Il giorno dopo: lavoro, mensa, lavoro, occhiaie e alito al fiele. Un aperitivo a fine turno al bar davanti la stazione. Una pizza con una sua amica poliziotta con cui tenta di avere una storia, e l’inconfessato sospetto che sta subendo il fascino della divisa e della pistola. Quando torna a casa in macchina, manca poco a mezzanotte e sta rimuginando che nell’immaginario erotico della sua generazione è avvenuto un corto circuito: una volte le infermiere sexy rappresentavano il massimo dell’eccitazione, adesso tocca alle poliziotte. Divisa, autoreggenti, il manganello… arrrrgh!
Il malefico botto del cannoncino antistorno gli ha frustato l’orecchio proprio mentre sta scendendo dall’auto con l’immagine di Gloria, così si chiama la sua ispettrice Callaghan, che sta facendo uno strip solo per lui togliendosi a poco a poco pezzi di divisa. Non è possibile, è una provocazione, lo stanno facendo apposta, non vogliono farlo dormire. Ma lui deve dormire, ha già saltato una notte.
Non ci vede più. Afferra una mazza da baseball che tiene in garage e sale di nuovo in macchina. Questa volta non ci andrà a piedi a quel campo maledetto. E tra pochi secondi ridurrà in poltiglia quell’aggeggio infernale.
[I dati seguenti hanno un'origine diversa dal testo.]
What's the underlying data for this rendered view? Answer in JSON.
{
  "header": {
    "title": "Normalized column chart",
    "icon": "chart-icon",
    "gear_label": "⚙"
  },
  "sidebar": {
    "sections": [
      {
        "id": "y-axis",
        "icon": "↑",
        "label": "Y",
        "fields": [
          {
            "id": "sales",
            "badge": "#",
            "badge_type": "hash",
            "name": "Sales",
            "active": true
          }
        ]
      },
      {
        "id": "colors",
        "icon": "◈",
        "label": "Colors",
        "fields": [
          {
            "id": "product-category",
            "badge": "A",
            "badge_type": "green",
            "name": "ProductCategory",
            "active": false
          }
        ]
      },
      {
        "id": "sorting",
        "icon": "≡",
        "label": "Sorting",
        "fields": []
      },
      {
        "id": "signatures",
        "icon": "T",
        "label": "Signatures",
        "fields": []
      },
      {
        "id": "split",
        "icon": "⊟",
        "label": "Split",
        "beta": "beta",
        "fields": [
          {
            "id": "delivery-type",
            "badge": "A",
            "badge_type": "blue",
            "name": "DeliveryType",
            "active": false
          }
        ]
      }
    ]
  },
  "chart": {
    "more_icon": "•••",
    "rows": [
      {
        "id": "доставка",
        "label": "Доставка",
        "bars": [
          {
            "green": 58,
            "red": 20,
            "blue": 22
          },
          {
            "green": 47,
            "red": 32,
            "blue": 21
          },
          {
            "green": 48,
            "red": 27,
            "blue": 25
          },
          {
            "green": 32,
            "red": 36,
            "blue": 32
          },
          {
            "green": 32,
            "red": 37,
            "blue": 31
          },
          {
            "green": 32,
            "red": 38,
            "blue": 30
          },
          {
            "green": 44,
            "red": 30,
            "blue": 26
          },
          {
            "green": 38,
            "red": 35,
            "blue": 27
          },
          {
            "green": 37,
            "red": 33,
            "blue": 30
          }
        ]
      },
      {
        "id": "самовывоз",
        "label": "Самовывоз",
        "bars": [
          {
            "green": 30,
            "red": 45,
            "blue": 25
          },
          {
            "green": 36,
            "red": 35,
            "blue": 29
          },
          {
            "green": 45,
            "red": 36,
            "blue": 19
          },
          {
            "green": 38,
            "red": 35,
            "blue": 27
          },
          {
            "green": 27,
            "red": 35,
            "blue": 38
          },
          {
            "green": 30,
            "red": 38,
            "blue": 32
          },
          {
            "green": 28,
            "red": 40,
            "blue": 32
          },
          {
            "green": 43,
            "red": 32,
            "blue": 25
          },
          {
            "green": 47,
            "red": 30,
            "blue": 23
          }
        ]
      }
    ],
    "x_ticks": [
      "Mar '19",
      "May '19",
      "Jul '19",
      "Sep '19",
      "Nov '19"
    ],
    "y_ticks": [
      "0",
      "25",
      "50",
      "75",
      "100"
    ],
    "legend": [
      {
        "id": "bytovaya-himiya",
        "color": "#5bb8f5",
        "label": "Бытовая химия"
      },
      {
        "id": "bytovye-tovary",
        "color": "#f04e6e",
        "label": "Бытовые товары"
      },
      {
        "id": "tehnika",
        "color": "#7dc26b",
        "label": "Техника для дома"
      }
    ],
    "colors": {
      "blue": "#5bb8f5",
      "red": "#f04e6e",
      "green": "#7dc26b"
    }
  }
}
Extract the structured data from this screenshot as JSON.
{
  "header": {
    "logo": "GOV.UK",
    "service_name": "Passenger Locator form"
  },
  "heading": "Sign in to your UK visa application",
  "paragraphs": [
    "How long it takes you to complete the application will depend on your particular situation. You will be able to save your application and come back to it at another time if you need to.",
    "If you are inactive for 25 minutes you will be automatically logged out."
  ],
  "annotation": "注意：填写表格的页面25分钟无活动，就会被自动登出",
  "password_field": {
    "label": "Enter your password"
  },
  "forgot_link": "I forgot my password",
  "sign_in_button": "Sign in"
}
Soltanto che — lui non lo sa e non arriva di certo a immaginarlo — in quel campo lo stanno aspettando. Sono in due: padre e figlio, contadini, di quelli che non hanno orari né bandiere, il corrispettivo piemontese della famiglia americana di Faccia di Cuoio. Uno impugna una roncola, l’altro un falcetto. Vogliono rendere la pariglia a chi ha osato attentare al sacro cannoncino antistorno, sacro guardiano del sudato lavoro, sicuri che il perfido timing dello scoppio riporterà il vandalo sul loro campo. E così è. Lo vedono avvicinarsi nella penombra di sbieco illuminata dai fari dell’auto con una grossa mazza in mano. E allora è legittima difesa. Ed escono allo scoperto, andandogli contro.
Qualcuno sibila “bastardo”. Falcetto, mazza e roncola calano su ossa e carne, guidati dalla rabbia, dalla paura e dalle frustrazioni quotidiane. Nel buio nessuno parla più: solo ansiti, urla strozzate, grugniti. Sono bestie. Ed è un macello degno del Signore delle Mosche. Quando i carabinieri arrivano sul far dell’alba su segnalazione anonima, trovano Bernardo ancora caldo, ma morto da poco, la testa sfondata a colpi di roncola. Il più vecchio degli assalitori ha la faccia irriconoscibile per i fendenti della mazza. Il più giovane, col naso rotto e il muso rientrato perché colpito dalla bombola, sostiene che uno sconosciuto ha aggredito lui e il padre mentre piazzavano il cannoncino. Un pazzo, dicono.
Il “canaro” della Magliana, tal De Negri, uccise, dopo averlo torturato a lungo, un ex pugile che lo tormentava in mille modi. Il tipo, per capirsi, proprio se la cercò quando giunse a uccidere il cane del De Negri. Il “canaro” lo torturò nei modi più impensabili prima di ucciderlo. Un poliziotto ebbe a dichiarare: “Abbiamo visto di tutto. Teste mozzate; donne fatte a pezzi e bollite nei pentoloni del sapone; cadaveri martoriati e poi carbonizzati; giovinastri con i piedi murati nel cemento e gettati nel lago. Ne abbiamo viste di tutti i colori, ma una storia come questa non ci era mai capitata.”
C’è un punto di rottura in ognuno di noi. I cannoncini del gotico rurale che infestano le campagne di Bassavilla sono in grado di arrivarci. Molti “canari” escono nottetempo perché qui attorno le notti sono senza regole, con paesi senza più stazioni dei carabinieri e rapine con stupro eseguite nel silenzio e nell’isolamento. Bassavilla è ovunque, ma Bernardo non era un “canaro”. Voleva solo dormire.